All talk. Big talk. Confident talk. Talk that I had believed, to the very core of me, was the truth.
My father was a monster.
But he was also my father.
He was the man who’d cheered me on from the sidelines at soccer games. Who had pulled me into his arms every night when he came home from work, smelling of expensive cologne. He had read me bedtime stories. Put Band-Aids on scraped knees.
That couldn’t be erased. No matter how much I wanted it to be.
Especially seeing the man he was now.
He didn’tlooklike my father.
My entire life, my dad was always put together. In expensive suits, ties, loafers. And when he wasn’t in those, it was pressed polos, shorts, immaculate sneakers. Not a hair out of place. Not a wrinkle or stain to be seen.
But he was in a tee shirt. A wrinkled tee shirt. There was a red splotch below the collar that looked like ketchup. His chin was covered in stubble. His eyes were bloodshot, hair mussed and much too long.
His sneakers were scuffed and dirty. And he’d lost at least twenty pounds. His arms were scrawny and pale.
The effect of seeing my father like that hit me square in the chest. Seeing him at all would’ve rocked my world, but seeing him like this filled me with concern. Pity. He looked so small and weak. Except he wasn’t weak. Not when he’d used his power, influence and strength against my mother. Hate bubbled up in my throat, battling with love, regret, horror, disgust, pity, heartbreak.
“Vi,” he greeted, his voice raspier than normal. Something about it was lacking. Cold.
I stepped backward when he moved as if he was going to embrace me. Even from the distance I’d created, I could discern that he didn’t smell like expensive cologne. He smelled of sweat and cigarettes.
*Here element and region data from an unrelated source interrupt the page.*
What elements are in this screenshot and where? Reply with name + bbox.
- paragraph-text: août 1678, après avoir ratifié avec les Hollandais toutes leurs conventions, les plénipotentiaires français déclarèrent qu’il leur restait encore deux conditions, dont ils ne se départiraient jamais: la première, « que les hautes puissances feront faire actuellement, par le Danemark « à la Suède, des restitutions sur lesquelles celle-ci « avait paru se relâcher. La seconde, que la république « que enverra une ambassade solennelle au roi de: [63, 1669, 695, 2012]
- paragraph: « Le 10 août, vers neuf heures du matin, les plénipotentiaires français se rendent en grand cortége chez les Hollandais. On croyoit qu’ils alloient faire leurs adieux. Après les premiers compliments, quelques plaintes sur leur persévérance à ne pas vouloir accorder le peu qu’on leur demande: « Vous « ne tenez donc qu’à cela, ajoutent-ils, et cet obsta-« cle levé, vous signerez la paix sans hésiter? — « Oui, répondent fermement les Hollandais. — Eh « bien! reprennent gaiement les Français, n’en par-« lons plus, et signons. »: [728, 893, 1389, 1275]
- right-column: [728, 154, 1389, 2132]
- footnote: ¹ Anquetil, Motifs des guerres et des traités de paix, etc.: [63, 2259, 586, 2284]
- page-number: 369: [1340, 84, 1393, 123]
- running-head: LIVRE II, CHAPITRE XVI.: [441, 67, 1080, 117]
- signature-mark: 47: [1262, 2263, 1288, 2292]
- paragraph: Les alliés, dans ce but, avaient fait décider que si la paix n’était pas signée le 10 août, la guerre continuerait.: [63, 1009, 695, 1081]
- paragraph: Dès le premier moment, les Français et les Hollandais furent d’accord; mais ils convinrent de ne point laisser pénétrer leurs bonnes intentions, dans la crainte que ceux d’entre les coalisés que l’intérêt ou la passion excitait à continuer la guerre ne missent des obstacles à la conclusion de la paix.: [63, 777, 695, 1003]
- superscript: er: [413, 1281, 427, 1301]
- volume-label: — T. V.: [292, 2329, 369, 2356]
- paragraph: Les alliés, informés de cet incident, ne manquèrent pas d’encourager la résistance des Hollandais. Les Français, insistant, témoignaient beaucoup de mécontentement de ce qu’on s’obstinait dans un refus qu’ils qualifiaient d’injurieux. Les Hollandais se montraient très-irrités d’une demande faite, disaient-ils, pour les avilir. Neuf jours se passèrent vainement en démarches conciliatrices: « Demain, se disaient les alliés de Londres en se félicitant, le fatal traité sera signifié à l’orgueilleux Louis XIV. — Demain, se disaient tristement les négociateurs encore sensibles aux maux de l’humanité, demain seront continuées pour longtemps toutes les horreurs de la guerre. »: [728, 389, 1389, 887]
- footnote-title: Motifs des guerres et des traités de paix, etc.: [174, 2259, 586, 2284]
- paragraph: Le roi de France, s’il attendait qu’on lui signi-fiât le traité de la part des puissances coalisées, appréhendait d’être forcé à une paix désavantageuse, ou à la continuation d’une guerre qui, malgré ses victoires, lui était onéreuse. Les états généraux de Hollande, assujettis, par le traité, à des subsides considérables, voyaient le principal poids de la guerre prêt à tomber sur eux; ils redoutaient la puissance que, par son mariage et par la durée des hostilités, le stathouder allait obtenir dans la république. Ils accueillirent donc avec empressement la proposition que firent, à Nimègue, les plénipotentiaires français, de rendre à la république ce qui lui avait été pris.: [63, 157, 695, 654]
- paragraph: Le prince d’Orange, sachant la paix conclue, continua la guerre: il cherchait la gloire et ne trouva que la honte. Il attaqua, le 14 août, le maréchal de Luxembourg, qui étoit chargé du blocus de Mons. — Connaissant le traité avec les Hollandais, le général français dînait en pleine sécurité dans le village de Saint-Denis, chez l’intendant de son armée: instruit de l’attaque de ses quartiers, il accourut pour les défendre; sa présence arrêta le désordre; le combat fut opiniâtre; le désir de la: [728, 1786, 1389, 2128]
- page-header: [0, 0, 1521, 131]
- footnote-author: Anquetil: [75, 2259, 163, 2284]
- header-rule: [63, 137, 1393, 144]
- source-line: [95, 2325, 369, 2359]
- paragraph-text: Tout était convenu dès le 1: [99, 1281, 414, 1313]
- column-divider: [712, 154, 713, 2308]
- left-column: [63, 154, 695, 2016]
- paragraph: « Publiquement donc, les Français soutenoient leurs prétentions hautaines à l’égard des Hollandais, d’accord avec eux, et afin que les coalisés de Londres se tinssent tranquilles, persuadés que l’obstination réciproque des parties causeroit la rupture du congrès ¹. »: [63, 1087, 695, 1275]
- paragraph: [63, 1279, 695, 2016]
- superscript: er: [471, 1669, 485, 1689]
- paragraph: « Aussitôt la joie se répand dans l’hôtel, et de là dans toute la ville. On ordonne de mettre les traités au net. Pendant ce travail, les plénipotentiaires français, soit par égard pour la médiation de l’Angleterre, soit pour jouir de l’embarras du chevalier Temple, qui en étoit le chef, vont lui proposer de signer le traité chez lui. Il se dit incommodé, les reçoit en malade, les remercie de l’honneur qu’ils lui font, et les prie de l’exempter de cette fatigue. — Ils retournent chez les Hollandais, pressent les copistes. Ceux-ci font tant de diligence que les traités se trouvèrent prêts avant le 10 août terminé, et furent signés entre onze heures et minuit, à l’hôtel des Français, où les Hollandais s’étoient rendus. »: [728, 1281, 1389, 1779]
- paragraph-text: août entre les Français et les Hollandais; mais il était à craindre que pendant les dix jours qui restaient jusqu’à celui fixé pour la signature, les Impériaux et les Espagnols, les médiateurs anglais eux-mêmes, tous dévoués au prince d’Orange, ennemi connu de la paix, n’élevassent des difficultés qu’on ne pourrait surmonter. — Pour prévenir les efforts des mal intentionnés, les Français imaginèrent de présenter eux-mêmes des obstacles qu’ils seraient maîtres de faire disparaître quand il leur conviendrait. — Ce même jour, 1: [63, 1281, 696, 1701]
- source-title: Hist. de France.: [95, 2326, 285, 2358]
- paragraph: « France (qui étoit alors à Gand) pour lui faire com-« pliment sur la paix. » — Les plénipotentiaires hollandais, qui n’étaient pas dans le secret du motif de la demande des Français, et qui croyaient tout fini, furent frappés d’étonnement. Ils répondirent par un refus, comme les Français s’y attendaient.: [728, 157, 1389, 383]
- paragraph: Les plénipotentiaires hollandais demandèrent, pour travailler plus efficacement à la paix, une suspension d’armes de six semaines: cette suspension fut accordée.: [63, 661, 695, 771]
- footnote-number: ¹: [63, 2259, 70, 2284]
“What are you doing here?” I demanded.
He winced at my tone and the way I recoiled from him.
It hit me somewhere deep. Someplace inside me that hadn’t been hardened by the truth of who my father was. Something inside of me that was soft, innocent … a little girl who missed her Daddy.
He rubbed the back of his neck, looking downward in shame. “I-uh, I just wanted to see my precious Violet.” His voice was uncertain as he looked up at me.
Rage burned hot and low in my belly. I folded my arms. “Oh, how sweet of you,” I replied with a bite. “What would you like to do? See my house? Meet my roommates? Go out for dinner? Catch up on old times?” Sarcasm dripped from my tone. “And by ‘old times’ I mean my entire childhood that my mother spent hiding bruises and injuries from the piece of shit husband whobeat her!” I shouted.
People walking past stared. I was making a scene in the middle of the quad, but I couldn’t bring myself to care. Suddenly, that little girl inside of me didn’t want her daddy. She wanted to scream, stomp her foot, throw a tantrum in a way that only a toddler can … having not been conditioned to deftly hide their feelings beneath a veneer of lies.
My father opened his mouth.
“Don’t,” I stepped forward. “Don’t utter one single excuse or self-pitying explanation.” My eyes trailed up and down his body. “Not that you can sink lower in my estimation.” I blew out an angry breath. “You tried to kill my mother.You spent years torturing her, controlling her, beating her.” I found that I had been waving my hands and had begun jabbing my finger into his chest. I felt the real and sudden urge to attempt to rip him apart with my bare hands and a smaller, mortifying urge to fall into his arms.
Instead of doing either, I intended to push past him, find the nearest bar that didn’t card and drink myself silly.
But my father grabbed onto my wrist. His hand was both cold and clammy, and his grip was too hard.
The scent of his body odor had me scrunching up my nose.
“Violet,” he pled, squeezing my wrist enough to hurt. “You need to listen to me.”
My heart stopped pumping so quickly, and my fury was deflating fast, running out of me and giving way to those more complicated feelings of loss and longing.
“You need to let her go before I kill you with my bare hands and traumatize all of these privileged, young coeds,” a voice boomed from right beside me.
I jumped, my hand still held captive by my father. Obviously, I was not expecting my father to show up to my college campus, but I most definitely was not expecting Elden, complete in a Sons of Templar cut—it later occurred to me I’d never seen him out of it—standing in the quad, staring daggers at my father while literally threatening to kill him.
My father’s eyes flared at the sight of Elden, his hand squeezing tighter so I let out a little whimper of pain.
Elden’s fury turned palpable, and he stepped forward, looming over my father, making him look impossibly small and pathetic.